Bir tek fırka Sıratı Mustakîm'in üzerindeki fırkadır. Daha Allah’a ulaşmayı dilediğiniz andan itibaren Sıratı Mustakîm'in üzerinde olduğunuzdan emin olun.

En'âm Suresinin 153. âyet-i kerimesindeki Sıratı Mustakîm Allah’a ulaşmayı dilediğiniz anda sizi alır;

1. Sıratı Mustakîm 3. basamaktan 7. basamağa kadar devam ceder.
2. Sıratı Mustakîm 7. basamaktan 14. basamağa kadar devam eder; mürşidinize ulaşırsınız, tâbî olursunuz.
3. Sıratı Mustakîm 14. basamaktan 21. basamağa kadar devam eder; ruhunuz Allah'a ulaşıp Allah'ın Zat’ında yok olur.
4. Sıratı Mustakîm 21. basamaktan 25. basamağa kadar devam eder; fizik vücudunuzu Allah'a teslim edersiniz.
5. Sıratı Mustakîm fizik vücudun tesliminden, nefsin teslimine kadar devam eder (27. basamağın sonuna kadar).
6. Sıratı Mustakîm 27. basamağın sonundan 28. basamağın (salâh makamının) 4. kademesine kadar devam eder.
7. Sıratı Mustakîm ise salâh makamının 4. kademesinden 5. kademesine kadar devam eder. Ve burası yolun sonudur.
8. bir Sıratı Mustakîm var mı? Evet var. Bu Sıratı Mustakîm, devrin imamlarına ait olan Sıratı Mustakîm’dir. Ve Fetih Suresinin 2. âyet-i kerimesinde Allahû Tealâ bahsediyor:
 
48/FETİH-2: Li yagfira lekallâhu mâ tekaddeme min zenbike ve mâ teahhara ve yutimme ni’metehu aleyke ve yehdiyeke sırâtan mustekîmâ(mustekîmen).
Allah, senin geçmiş ve gelecek günahlarını mağfiret etsin ve sana ni'metini tamamlasın ve seni Sıratı Mustakîm'e ulaştırsın diye.

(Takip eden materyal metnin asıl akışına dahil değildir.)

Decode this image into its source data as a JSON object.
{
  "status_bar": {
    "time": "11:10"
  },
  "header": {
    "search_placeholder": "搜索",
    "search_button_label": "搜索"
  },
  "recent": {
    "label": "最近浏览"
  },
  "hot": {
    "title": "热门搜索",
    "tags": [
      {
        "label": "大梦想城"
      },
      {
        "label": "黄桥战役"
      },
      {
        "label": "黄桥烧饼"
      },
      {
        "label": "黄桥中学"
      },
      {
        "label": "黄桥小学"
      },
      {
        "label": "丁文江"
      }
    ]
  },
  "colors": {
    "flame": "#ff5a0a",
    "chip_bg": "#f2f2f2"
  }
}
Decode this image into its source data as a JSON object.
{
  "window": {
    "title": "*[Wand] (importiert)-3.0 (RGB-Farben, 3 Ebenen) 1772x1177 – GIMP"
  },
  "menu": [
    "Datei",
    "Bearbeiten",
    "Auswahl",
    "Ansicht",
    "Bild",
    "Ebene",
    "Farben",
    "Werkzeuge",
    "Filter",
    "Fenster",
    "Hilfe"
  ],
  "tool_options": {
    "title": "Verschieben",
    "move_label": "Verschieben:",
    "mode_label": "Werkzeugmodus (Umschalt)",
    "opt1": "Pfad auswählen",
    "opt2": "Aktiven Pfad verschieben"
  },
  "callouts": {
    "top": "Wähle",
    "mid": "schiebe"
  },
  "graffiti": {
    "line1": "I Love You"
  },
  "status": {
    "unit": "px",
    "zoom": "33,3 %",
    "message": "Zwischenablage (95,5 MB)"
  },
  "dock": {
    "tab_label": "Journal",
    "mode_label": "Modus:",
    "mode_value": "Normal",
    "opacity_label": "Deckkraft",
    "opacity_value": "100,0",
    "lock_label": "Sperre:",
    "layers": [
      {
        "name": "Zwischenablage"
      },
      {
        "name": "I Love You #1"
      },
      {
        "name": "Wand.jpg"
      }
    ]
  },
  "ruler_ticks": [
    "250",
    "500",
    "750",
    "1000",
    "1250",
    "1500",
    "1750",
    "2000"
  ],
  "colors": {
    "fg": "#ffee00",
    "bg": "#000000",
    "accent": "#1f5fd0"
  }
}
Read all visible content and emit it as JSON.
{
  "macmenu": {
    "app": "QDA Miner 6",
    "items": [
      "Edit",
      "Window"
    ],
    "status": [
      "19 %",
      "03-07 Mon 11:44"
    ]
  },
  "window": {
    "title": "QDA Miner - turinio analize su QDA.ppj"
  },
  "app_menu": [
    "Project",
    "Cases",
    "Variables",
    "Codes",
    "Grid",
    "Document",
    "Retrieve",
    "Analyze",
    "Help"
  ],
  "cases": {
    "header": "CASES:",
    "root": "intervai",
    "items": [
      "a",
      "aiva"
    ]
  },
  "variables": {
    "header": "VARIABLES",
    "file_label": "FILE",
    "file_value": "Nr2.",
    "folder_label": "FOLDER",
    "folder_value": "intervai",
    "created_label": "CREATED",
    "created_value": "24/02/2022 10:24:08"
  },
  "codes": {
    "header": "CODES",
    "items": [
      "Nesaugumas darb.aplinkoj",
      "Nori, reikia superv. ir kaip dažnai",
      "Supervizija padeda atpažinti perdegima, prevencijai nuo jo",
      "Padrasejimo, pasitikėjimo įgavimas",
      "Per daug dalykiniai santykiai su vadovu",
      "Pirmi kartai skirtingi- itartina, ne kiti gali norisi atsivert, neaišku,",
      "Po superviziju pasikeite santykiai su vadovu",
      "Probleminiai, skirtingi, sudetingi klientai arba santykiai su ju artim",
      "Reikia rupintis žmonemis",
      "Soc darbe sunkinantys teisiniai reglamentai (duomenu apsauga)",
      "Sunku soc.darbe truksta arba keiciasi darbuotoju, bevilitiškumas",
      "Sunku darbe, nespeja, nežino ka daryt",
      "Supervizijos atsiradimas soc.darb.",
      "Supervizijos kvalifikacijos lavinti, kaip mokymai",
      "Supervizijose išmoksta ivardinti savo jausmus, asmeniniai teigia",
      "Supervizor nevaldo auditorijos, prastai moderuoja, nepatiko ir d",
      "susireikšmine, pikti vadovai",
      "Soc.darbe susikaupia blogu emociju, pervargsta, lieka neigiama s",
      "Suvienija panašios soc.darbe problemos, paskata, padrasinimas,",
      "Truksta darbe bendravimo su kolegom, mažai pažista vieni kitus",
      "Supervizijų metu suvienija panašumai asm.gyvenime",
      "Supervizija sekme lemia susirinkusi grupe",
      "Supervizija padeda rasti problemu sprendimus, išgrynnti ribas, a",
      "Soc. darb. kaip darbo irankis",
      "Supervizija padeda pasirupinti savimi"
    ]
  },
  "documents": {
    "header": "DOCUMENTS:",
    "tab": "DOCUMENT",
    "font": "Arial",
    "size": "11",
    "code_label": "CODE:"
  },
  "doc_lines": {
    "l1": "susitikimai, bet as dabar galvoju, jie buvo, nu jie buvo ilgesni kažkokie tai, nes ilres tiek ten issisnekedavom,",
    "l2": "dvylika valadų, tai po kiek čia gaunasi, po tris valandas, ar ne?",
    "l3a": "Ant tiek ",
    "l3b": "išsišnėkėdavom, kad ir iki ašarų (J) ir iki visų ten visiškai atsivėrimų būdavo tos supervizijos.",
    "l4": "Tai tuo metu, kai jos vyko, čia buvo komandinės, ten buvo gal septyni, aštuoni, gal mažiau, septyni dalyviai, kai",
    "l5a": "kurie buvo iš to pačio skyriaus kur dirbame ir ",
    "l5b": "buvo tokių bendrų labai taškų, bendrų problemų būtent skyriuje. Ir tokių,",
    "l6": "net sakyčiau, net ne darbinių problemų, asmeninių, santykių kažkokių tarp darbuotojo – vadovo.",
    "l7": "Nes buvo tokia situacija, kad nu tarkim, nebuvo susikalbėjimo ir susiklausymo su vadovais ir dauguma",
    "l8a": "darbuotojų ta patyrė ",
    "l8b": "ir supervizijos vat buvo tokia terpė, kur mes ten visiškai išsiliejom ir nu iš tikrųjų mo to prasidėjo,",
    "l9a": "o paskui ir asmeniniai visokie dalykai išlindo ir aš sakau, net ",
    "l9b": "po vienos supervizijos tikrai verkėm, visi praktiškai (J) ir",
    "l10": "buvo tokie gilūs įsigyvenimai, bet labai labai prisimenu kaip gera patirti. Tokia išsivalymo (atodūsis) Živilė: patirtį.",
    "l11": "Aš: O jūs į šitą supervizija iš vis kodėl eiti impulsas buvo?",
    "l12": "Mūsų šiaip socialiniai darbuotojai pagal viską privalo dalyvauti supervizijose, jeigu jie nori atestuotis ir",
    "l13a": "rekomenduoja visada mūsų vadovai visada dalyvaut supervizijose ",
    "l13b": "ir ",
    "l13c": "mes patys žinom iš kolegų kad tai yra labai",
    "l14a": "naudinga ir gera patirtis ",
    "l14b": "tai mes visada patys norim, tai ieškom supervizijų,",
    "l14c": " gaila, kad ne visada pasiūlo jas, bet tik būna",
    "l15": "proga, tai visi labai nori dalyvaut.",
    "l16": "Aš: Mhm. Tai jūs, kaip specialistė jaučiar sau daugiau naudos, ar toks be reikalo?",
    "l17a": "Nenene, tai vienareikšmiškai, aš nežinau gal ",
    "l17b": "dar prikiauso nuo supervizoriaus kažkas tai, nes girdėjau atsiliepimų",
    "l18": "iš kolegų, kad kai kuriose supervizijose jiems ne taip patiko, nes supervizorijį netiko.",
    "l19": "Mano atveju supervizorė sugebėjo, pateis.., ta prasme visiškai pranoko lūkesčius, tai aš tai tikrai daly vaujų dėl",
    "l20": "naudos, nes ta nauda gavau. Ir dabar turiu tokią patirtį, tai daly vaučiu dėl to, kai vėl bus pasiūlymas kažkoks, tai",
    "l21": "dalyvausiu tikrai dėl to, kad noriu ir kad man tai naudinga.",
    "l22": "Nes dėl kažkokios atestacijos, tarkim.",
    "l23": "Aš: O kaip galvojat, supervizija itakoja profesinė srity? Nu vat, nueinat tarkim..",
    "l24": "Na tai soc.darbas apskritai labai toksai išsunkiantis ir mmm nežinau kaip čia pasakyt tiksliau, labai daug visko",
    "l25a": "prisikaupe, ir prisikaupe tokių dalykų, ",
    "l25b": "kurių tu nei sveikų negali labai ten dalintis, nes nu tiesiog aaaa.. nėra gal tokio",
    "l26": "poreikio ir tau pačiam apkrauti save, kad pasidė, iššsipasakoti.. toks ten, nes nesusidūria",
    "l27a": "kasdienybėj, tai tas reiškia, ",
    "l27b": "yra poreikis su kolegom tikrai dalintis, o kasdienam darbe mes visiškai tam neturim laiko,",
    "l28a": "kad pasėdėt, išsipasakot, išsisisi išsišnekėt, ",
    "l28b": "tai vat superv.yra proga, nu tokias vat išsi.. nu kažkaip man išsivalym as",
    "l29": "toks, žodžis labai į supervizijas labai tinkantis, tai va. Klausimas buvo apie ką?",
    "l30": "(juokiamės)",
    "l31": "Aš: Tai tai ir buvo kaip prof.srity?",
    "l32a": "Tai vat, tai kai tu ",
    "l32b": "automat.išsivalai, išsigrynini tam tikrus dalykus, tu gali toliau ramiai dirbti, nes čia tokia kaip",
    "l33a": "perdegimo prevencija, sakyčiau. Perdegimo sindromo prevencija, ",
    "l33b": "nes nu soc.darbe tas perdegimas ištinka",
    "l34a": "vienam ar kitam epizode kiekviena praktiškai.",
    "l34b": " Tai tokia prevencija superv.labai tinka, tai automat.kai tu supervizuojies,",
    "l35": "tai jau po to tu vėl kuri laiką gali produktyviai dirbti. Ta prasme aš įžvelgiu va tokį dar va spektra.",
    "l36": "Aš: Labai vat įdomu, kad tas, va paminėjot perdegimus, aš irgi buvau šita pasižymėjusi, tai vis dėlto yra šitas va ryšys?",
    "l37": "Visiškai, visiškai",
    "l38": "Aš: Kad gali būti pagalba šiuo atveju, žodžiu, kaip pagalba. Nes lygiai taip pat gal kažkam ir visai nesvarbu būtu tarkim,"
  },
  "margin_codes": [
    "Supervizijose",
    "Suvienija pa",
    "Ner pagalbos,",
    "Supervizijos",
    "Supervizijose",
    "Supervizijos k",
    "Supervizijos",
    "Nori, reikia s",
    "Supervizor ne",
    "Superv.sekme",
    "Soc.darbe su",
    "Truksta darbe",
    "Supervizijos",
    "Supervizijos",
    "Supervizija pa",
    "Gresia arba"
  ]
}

Peygamber Efendimiz (S.A.V)’in peygamberlik statüsünde huzur namazının imamı olduğu zamanki Sıratı Mustakîm'i… Tasarruf kademesinin Sıratı Mustakîm'i…
 
Öyleyse fırkalara ayrılmayanlar:

1- Allah’a ulaşmayı dileyenlerdir.
2- Onlar mü'mindirler.
3- Onlar hidayet üzeredirler.
4- Onlar şeytana kul olmaktan kurtulmuşlardır, Allah'ın kulu olmayı başarmışlardır.
5- Onlar hidayet üzeredirler.
6- Onlar nefslerini hüsrana düşürmeyenlerdir.

Hidayette olanlar nefslerini hüsrana düşürmeyenlerdir. Onlar şeytana kul olmaktan kurtulmuşlar, Allah'a kul olmuşlardır.